UC San Diego hosts ‘Black Graduation,’ ‘Xicanx/Latinx Graduation'

Students can participate in a 'Black Graduation' with the Black Resource Center or the Raza Resource Centro’s 'Xicanx/Latinx Graduation' before UCSD’s 'All Campus Commencement.'

Raza Resource Centro says that its event 'is separate and indepedent [sic] from MEChA's Raza Grad,' or UCSD’s chapter of a group that translates to the 'Chicano Student Movement of Aztlan.'

The University of California San Diego (UCSD) will host identity-specific graduation ceremonies in June 2023. 

Students can participate in a “Black Graduation” with the Black Resource Center (BRC) or the Raza Resource Centro’s (RRC) “Xicanx/Latinx Graduation” before UCSD’s “All Campus Commencement.”

[RELATED: These universities are hosting Lavender Graduations this spring]

BRC describes its ceremony as “a pre-commencement celebration to honor Black students who have successfully completed an undergraduate or graduate/professional degree.” 

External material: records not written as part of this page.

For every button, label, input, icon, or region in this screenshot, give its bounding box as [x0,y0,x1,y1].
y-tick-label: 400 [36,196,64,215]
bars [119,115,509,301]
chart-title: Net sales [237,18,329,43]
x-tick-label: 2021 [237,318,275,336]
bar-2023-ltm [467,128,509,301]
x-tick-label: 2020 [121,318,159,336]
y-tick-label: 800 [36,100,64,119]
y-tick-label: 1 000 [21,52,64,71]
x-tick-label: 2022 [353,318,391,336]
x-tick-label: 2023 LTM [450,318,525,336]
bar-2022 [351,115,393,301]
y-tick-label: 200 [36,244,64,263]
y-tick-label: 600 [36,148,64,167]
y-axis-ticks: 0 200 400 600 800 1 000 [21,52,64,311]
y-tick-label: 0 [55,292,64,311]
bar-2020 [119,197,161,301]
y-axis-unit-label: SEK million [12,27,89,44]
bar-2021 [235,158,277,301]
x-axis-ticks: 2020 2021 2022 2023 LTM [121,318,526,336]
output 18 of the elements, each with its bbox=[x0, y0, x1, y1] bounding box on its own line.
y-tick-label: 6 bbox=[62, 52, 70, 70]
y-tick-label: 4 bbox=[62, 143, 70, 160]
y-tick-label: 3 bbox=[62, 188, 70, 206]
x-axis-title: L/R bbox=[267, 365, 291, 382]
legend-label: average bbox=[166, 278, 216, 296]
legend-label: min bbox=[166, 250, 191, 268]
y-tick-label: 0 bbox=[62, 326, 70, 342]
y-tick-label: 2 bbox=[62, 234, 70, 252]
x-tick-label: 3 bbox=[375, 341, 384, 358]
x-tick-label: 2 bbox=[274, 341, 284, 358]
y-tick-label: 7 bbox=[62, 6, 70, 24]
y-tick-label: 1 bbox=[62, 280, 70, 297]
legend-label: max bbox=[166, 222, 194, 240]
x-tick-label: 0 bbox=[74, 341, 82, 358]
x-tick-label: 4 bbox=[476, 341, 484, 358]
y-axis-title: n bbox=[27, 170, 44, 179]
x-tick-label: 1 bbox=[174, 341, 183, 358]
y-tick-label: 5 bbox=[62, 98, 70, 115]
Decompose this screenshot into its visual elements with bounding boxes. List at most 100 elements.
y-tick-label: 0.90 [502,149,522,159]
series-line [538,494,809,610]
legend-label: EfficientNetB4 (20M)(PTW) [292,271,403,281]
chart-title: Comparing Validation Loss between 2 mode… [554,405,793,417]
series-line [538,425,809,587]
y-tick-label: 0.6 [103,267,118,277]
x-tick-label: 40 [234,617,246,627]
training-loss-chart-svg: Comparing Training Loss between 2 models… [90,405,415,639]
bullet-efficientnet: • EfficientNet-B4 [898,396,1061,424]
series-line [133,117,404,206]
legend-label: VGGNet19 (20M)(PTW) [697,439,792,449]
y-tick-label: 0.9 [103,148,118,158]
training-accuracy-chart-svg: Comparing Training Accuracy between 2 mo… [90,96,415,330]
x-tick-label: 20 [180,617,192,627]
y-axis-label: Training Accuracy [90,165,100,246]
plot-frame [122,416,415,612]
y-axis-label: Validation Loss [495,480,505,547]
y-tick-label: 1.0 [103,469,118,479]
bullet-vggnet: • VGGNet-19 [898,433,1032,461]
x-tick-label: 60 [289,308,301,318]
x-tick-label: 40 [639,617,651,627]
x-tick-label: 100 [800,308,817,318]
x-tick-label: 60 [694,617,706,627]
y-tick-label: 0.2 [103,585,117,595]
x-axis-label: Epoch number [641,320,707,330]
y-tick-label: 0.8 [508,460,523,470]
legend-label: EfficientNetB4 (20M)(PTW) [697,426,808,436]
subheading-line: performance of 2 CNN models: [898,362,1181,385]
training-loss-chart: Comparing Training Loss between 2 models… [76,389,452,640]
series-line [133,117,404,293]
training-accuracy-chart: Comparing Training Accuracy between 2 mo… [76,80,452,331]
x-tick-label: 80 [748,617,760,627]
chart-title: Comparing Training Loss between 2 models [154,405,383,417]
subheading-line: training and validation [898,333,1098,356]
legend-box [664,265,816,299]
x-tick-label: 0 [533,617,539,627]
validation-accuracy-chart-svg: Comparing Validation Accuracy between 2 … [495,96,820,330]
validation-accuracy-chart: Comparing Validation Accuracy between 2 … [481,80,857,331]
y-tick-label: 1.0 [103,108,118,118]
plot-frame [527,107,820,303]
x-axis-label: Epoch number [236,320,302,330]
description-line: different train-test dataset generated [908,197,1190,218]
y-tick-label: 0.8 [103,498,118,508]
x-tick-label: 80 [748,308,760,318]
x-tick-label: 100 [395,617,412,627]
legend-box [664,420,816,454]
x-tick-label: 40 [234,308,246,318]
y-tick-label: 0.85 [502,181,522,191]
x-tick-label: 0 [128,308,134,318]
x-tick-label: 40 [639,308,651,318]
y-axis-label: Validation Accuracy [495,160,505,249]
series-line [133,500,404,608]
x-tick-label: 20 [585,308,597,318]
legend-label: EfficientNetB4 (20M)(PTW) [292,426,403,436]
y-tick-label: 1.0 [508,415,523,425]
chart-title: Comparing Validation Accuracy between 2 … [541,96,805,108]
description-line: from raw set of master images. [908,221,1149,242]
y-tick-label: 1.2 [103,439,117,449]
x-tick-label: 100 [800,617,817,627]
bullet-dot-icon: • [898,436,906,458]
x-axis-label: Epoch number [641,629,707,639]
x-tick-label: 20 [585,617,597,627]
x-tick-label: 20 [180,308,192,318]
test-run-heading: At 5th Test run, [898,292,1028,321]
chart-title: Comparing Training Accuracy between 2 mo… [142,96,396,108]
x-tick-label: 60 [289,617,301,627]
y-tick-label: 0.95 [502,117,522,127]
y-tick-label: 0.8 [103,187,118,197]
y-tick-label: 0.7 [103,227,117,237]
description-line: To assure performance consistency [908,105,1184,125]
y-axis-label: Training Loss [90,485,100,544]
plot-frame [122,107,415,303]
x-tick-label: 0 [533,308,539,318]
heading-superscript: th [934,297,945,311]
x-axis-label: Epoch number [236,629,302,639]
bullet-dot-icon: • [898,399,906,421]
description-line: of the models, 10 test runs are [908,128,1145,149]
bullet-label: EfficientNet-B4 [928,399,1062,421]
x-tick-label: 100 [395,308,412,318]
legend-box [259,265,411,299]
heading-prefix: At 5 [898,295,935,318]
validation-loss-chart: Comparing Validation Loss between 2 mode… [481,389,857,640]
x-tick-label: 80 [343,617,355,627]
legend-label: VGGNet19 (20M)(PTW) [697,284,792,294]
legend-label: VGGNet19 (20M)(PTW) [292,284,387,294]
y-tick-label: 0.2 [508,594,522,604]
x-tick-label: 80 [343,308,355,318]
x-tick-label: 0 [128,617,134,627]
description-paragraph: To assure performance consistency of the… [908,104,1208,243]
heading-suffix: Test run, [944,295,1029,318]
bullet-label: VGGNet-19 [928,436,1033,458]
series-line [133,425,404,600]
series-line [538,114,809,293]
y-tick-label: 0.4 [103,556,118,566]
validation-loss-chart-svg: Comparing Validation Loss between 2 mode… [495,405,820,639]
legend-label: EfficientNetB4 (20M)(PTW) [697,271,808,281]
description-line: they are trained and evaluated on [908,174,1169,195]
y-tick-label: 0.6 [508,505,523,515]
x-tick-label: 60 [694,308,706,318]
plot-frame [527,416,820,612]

“The ceremony reinforces the bonds of scholarship and extends the sense of community and belonging,” the description continues. “The intimate ceremony is representative of African and African-American culture and culminates with a Kente Stole presentation.”

The Xicanx/Latinx Graduation similarly “highlight[s] the achievement of higher education completion in all degree fields for the Latinx student community,” according to RRC’s website

RRC “note[s] that this event is separate and indepedent [sic] from MEChA’s Raza Grad,” a reference to UCSD’s chapter of a group that translates to the “Chicano Student Movement of Aztlan.”

[RELATED: Dozens of universities host segregated graduation ceremonies based on ‘identities’]

In Sept. 2022, UCSD planned identity-specific activities for its freshman orientation. These activities included “Black, Latinx, and Native American Family Orientation” and a “Black Surf Week,” which barred white students and their families, according to Campus Reform

When Manhattan Institute fellow Christopher Rufo revealed UCSD’s activities, he called them “violation[s] of the Civil Rights Act.” 

A follow-up report describes UCSD reversing its decision after receiving a legal demand letter from the Foundation for Individual Rights and Expression (FIRE). 

Though UCSD updated its website to advertise the activities to all students, Campus Reform obtained exclusive recordings showing that a UCSD staff member only sent registration forms for the “Latinx” event “to students who ‘self-identify’ as Latinx.”

Campus Reform contacted all relevant parties listed for comment and will update this article accordingly.